Вызвав писаря, Вяземский продиктовал ему приказание исправникам во все уезды набирать ратников для отсылки в Москву в войско царя Василия IV Ивановича. Через несколько дней стали прибывать ратники под присмотром десятских. Тырков самолично принимал их, составлял списки, всякий вечер докладывая воеводе о присланных, иногда и жалуясь:
— Ноне из десяти привезенных пришлось троих выбраковать. Один стар, почти без зубов, другой плохо видит, кривоглаз, третий беспалый, чем станет пищаль или алебарду держать.
— Вот сукины дети, — возмущался воевода, — лишь бы отбыть набор. Напишите докладную, из какого уезда присылают калек для зачета, я там исправникам всыплю по первое число.
Тырков знал, что никому воевода не всыплет, однако докладные ему писал, которые писарь подшивал во входящие папки, иной раз и не представляя воеводе.
Наконец было отобрано почти сто человек, в основном молодых парней, и Тырков решил назначить из них сотского, который бы хоть в пути командовал этой оравой. Он приглядел из них 24-летнего мужика Сидора Бабина, к которому большинство новобранцев относились с некоторым уважением, в основном из-за силы его немереной.
Этот в крайнем случае может и кулаком установить порядок в сотне — рассудил так Тырков. И когда он предложил сотне выбрать себе старшого, было названо три имени, в том числе и Сидора. Это понравилось Василию: «Значит, Бабин у них почитаем». И назначил его старшим, самочинно присвоив ему звание «сотский».
Перед самым отъездом Бабин явился к Тыркову, молвил ему вполне пристойно:
— Ах, боярин, мы уж, считай, ратные люди государя, не изволишь ли выдать нам в счет кормовых по десяти копеек на душу. Не можем мы отбыть с родины, как воры неприкаянные, хочется проститься по-человечески.
Решив проверить честность своего сотского, Тырков спросил:
— Сколько у нас душ?
— Девяносто семь, ваша милость, — отвечал Сидор. — Итого это будет девять рублей семьдесят копеек.
И эта точность понравилась Тыркову, и он от щедрот своих отвалил Бабину десять рублей на «проводины». Узнав об этом, князь Вяземский не одобрил поступок Тыркова:
— Зря вы им дали «живые» деньги. Зря.
— Почему?
— Пропьют ведь.
— Но что делать? Попросили в счет кормовых. Как было не уважить?

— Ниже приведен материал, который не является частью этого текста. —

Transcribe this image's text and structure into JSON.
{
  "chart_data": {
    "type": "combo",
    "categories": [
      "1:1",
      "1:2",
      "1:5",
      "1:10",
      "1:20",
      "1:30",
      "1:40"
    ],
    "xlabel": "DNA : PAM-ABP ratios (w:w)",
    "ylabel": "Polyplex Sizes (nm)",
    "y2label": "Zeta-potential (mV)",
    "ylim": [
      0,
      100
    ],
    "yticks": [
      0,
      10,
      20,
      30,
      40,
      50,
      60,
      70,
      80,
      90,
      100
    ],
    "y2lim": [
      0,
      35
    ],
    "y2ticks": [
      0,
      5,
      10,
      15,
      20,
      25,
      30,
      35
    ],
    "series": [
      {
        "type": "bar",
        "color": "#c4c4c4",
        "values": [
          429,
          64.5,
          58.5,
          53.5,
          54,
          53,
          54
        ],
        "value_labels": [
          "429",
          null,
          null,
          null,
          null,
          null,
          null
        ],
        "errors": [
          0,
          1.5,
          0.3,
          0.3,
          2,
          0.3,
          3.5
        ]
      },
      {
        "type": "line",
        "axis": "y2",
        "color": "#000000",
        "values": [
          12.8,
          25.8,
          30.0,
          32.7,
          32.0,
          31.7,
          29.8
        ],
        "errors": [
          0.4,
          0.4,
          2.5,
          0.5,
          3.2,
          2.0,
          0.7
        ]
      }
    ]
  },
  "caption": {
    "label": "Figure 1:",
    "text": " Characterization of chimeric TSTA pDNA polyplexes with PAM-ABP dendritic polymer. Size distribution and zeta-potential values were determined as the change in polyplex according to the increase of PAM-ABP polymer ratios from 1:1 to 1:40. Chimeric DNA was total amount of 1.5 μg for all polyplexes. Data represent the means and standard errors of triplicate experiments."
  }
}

— Уважат ли они вас, господин Тырков.
Семен Юрьевич знал, что говорил. Забравшись в кабак новобранцы, как и полагал воевода, начали пьянствовать. Сначала пели песни, плясали, потом повздорили и начали драться. Прибежавший воеводский писарь сообщил Тыркову:
— Бегите скорее, ваши ратники дерутся, как бы до ножей не дошло.
Всеобщее побоище шло прямо на улице. Одурев от хмельного, парни дрались уже не кулаками, а всем, что попадало под руку — кольями, дугами, оглоблями, а у одного в руках была даже рогатина, с какой обычно ходят зимой на медведя. Под ногами дерущихся уже валялось несколько человек, обливаясь кровью. Трещали плетни, заборы, из которых добывались орудия для потасовки.